UK seeks views on Brexit from Japan partners
Nov. 1, 2017
The British government is continuing to reach out to Japan’s government and business community for their views on current and post-Brexit UK-Japan relations.
Visiting Japan in October, Antony Phillipson, then director of trade and partnerships in the Department for Exiting the European Union, met a roundtable of BCCJ members to give an update on Brexit developments and get insight from their respective industries.
His two-day fact-finding visit was designed to ensure the time between now and exit is used to arrange new UK-Japan agreements to replace the existing EU ones that will be disrupted when the UK leaves the union.
Accompanied by HM Ambassador to Japan Paul Madden CMG, Mr Phillipson began by offering a candid report on work related to the EU divorce, reassuring attendees that the UK “can and will be a gateway to Europe after Brexit.”
“The whole point of Brexit is not for the UK to turn in on itself, to shut down access to the rest of the world, to bring up barriers and so on. It is to allow the UK to go its own way in the world, to deepen partnerships with partners like Japan,” he said. “Our ambition is to have a future relationship with the EU that involves a very deep and comprehensive economic relationship and security relationship.
“We need to explain to partners in the business community or partners such as the Japanese government how we are going to deliver a Brexit that achieves the ambition that we set out,” Mr Phillipson continued, pointing out that it involves two aspects.
First is “delivering a new relationship with the EU in a way that allows us to continue to be a prime location for highly mobile investment, especially in the context of Japan” and second is “leaving [the EU] in a way that doesn’t disrupt the relations and agreements that have evolved between the UK and Japan, mostly through our membership of the EU over the past 40 years.”
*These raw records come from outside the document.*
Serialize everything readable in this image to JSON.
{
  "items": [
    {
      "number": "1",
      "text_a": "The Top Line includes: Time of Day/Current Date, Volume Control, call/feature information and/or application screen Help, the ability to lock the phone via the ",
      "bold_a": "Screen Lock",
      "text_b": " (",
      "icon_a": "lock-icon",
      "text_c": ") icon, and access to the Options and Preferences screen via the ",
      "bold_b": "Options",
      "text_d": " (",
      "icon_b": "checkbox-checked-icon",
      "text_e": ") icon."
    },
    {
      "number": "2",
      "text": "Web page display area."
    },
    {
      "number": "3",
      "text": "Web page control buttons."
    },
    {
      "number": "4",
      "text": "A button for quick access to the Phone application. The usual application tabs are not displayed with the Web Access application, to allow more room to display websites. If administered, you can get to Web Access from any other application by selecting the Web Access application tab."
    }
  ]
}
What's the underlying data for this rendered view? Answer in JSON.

Mr Phillipson said Brexit offered an opportunity to deepen strong relations with Japan, both politically and economically. Moreover, Prime Minister Theresa May’s visit to Japan in late August was “incredibly successful” and showed a “high-level, shared ambition in taking the relationship to a new level.”
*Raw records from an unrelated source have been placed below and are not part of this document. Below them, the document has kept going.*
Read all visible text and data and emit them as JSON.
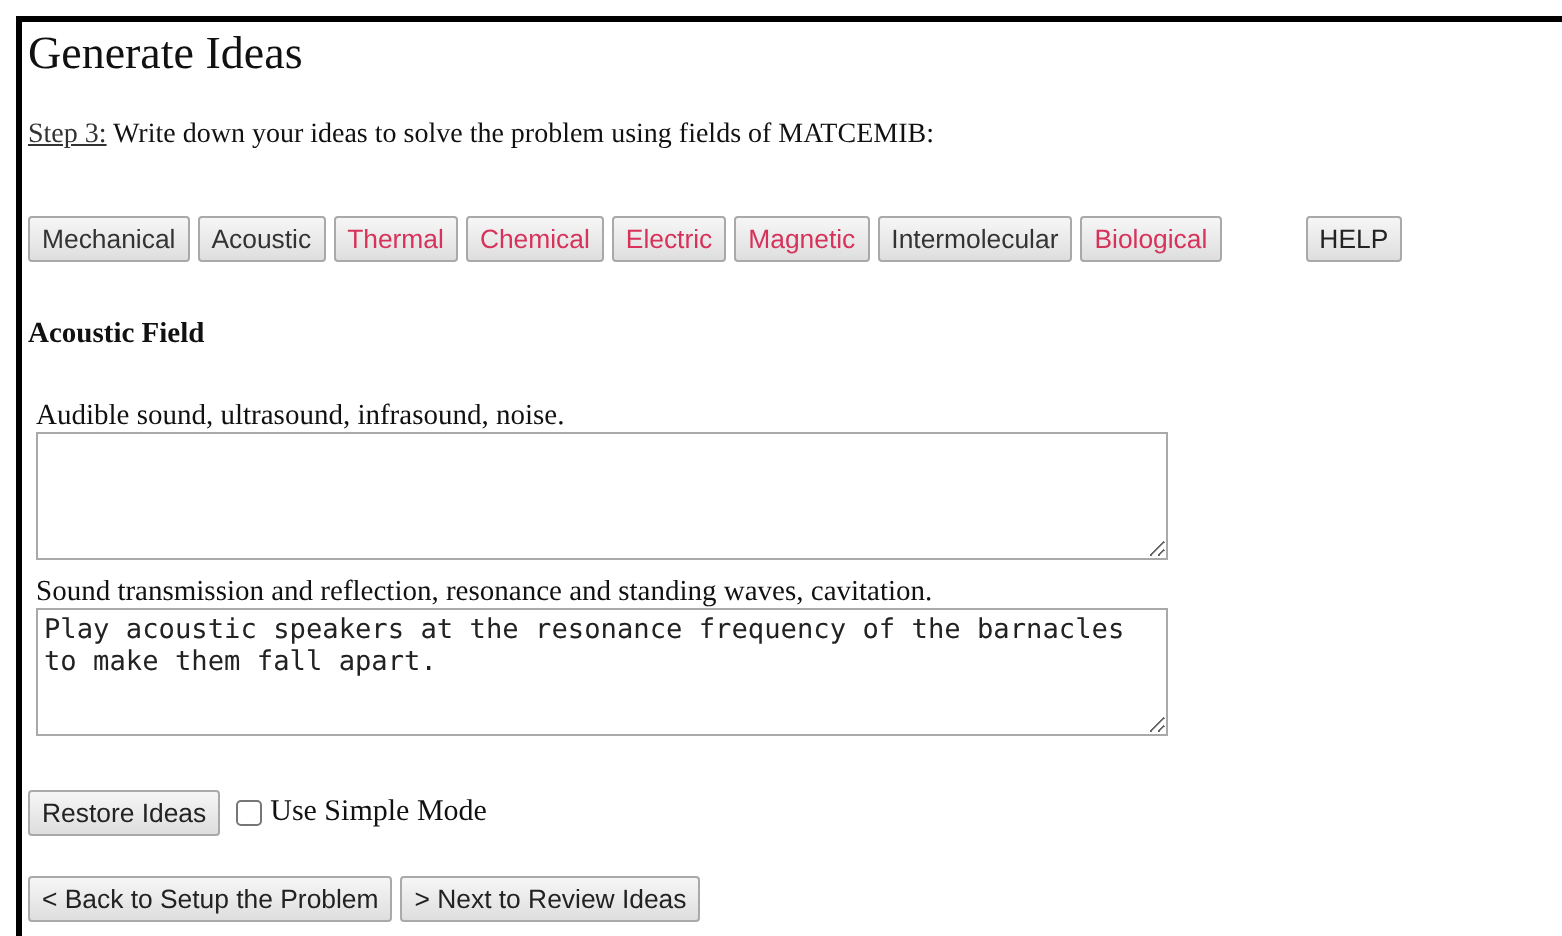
{
  "title": "Generate Ideas",
  "step": {
    "label": "Step 3:",
    "text": "Write down your ideas to solve the problem using fields of MATCEMIB:"
  },
  "fields": [
    {
      "label": "Mechanical",
      "color": "#333333"
    },
    {
      "label": "Acoustic",
      "color": "#333333"
    },
    {
      "label": "Thermal",
      "color": "#d6325a"
    },
    {
      "label": "Chemical",
      "color": "#d6325a"
    },
    {
      "label": "Electric",
      "color": "#d6325a"
    },
    {
      "label": "Magnetic",
      "color": "#d6325a"
    },
    {
      "label": "Intermolecular",
      "color": "#333333"
    },
    {
      "label": "Biological",
      "color": "#d6325a"
    }
  ],
  "help_button": "HELP",
  "section_title": "Acoustic Field",
  "prompts": [
    {
      "label": "Audible sound, ultrasound, infrasound, noise."
    },
    {
      "label": "Sound transmission and reflection, resonance and standing waves, cavitation.",
      "value": "Play acoustic speakers at the resonance frequency of the barnacles to make them fall apart."
    }
  ],
  "restore_button": "Restore Ideas",
  "simple_mode": {
    "label": "Use Simple Mode",
    "checked": false
  },
  "nav_buttons": [
    "< Back to Setup the Problem",
    "> Next to Review Ideas"
  ]
}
“Our challenge is to go about Brexit in a way that makes [that new level] easy to achieve,” he added.
Describing comments by the Japanese government and Keidanren in the past 12 to 15 months as “important” and “helpful,” he explained that the British government would only succeed in Brexit with the support of such partners in business communities across the world.
Those in the Department for Exiting the European Union are not only focusing on the views of the EU’s 27 member states, but also on countries with international agreements with the UK. “All those countries have views on what they would like us and the 27 states to agree, and it’s quite important that countries like Japan make their views known,” he added.
BCCJ members expressed concern about the conflicting and relative lack of information from UK government sources on what businesses might be able to expect in the lead up to and beyond Brexit, as well as the speed of progress.
Some admitted that companies, although hoping for the best were preparing for the worst, particularly in industries that might be most affected, such as finance, manufacturing and services. Other members shared that, in some sectors, it is already too late to stop the flow of businesses from the UK to continental Europe.
Mr Phillipson recognised that businesses need to know the final situation for the UK post-Brexit, pointing out the need for sector by sector discussions to accommodate industries that each has various lead time and tolerance of risk.
“It’s important for us to communicate much better than we have done to date,” he said, adding that coherence and discipline are vital in this area going forward.
In closing, Ambassador Madden explained that using the EU-Japan Economic Partnership Agreement as a basis for a bilateral deal between Japan and the UK would be the best way of maintaining continuity in the relationship. Furthermore, any such deal could be boosted later.